Implementation of "Real-time Policy Distillation in Deep Reinforcement Learning" paper
Python 3.8+ and ray rllib with pytorch backend are two main requirements. Full conda environment specification (and specific library versions) could be found in environment.yml
file.
In file scripts/models.py
policy classes, that encapsulate both teacher and all student networks, are specified. In that file custom loss (which includes Q-loss, both versions of KL losses and imitation Q-loss) and custom evaluation function (which evaluates both teacher and all student networks on each iteration) are defined too.
In file scripts/trainer.py
the trainer is inherited from the ray implementation of the APEX algorithm.
File scripts/main.py
is an entry point to the training process.
File plots.ipynb
contains the reproduction of all tables and figures from the report (And code, that can be used to calculate these values for any other trained model/game).
To run a training process, firstly you should create a config file (three config files, that was used for the project are presented in the folder configs
).

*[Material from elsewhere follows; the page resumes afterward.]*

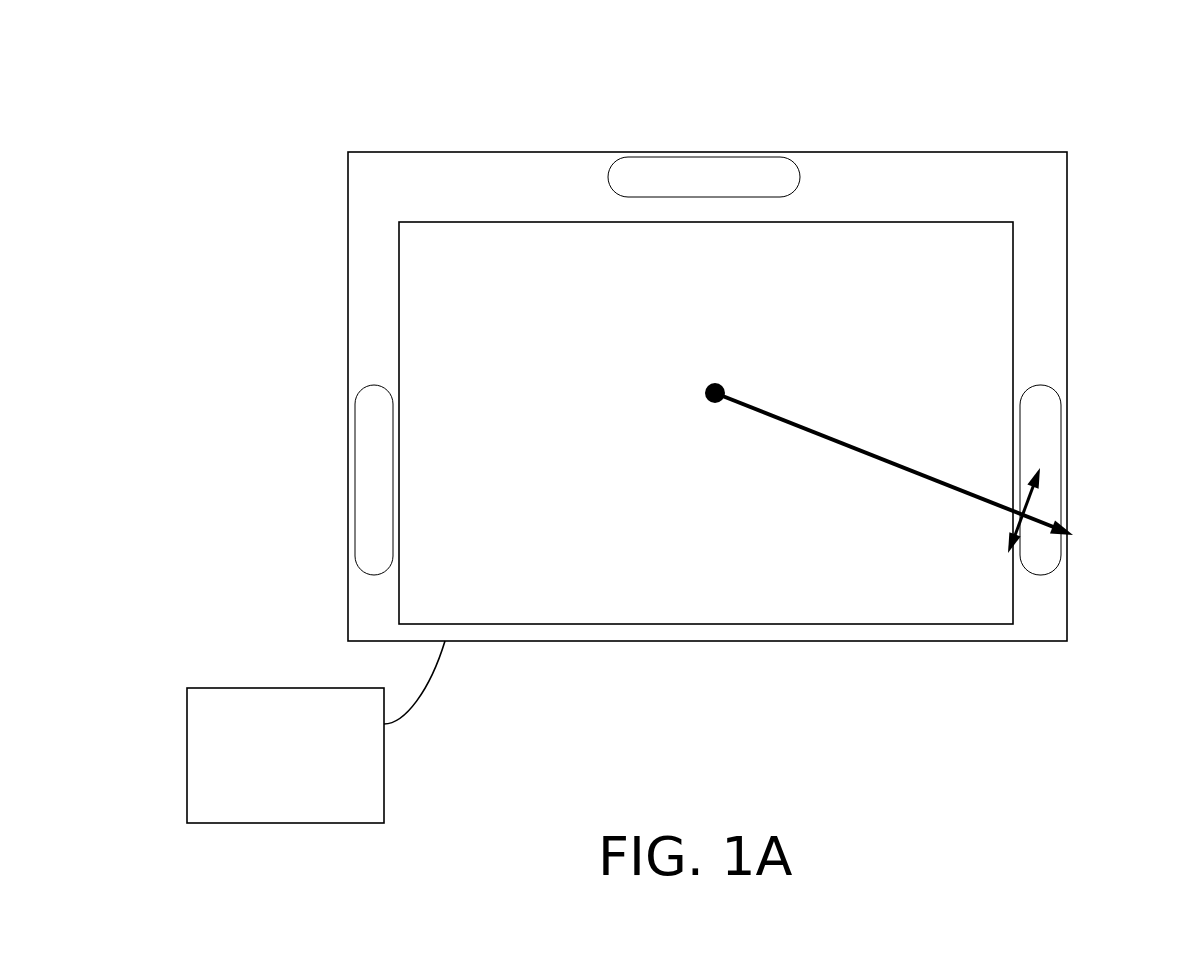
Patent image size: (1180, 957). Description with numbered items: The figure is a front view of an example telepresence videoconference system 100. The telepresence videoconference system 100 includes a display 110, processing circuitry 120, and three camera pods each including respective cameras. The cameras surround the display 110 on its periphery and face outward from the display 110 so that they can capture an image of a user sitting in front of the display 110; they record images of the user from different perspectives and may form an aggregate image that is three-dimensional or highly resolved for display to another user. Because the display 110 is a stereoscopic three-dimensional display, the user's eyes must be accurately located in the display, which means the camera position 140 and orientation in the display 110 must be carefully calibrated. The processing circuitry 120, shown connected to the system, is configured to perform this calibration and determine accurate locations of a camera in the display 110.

The telepresence videoconference system 100 is at (218, 90).
The display 110 is at (690, 282).
The processing circuitry 120 is at (304, 794).
The camera position 140 is at (928, 470).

It should be in a yaml file format and it is a common ray.rllib
config, so it accepts any field that can be accepted by the ray.rllib
and used to tune the behaviour of the ray.rllib.agents.dqn.ApexTrainer
trainer. Run training with the following command from the root of the repository:
python -m scripts.main --config path_to_config_file
File plots.ipynb
contains the bare minimum of code required to calculate results presented in the report. It works with tensorboard log files that are generated during the training process. We attach tensorboard event files of our experiments, that can be accepted by this link (this files are too large for the git repo. To use them in plots.ipynb
you should download them to your computer and specify the variable EVENT_FILE_PATH
in the second cell of the ipynb file).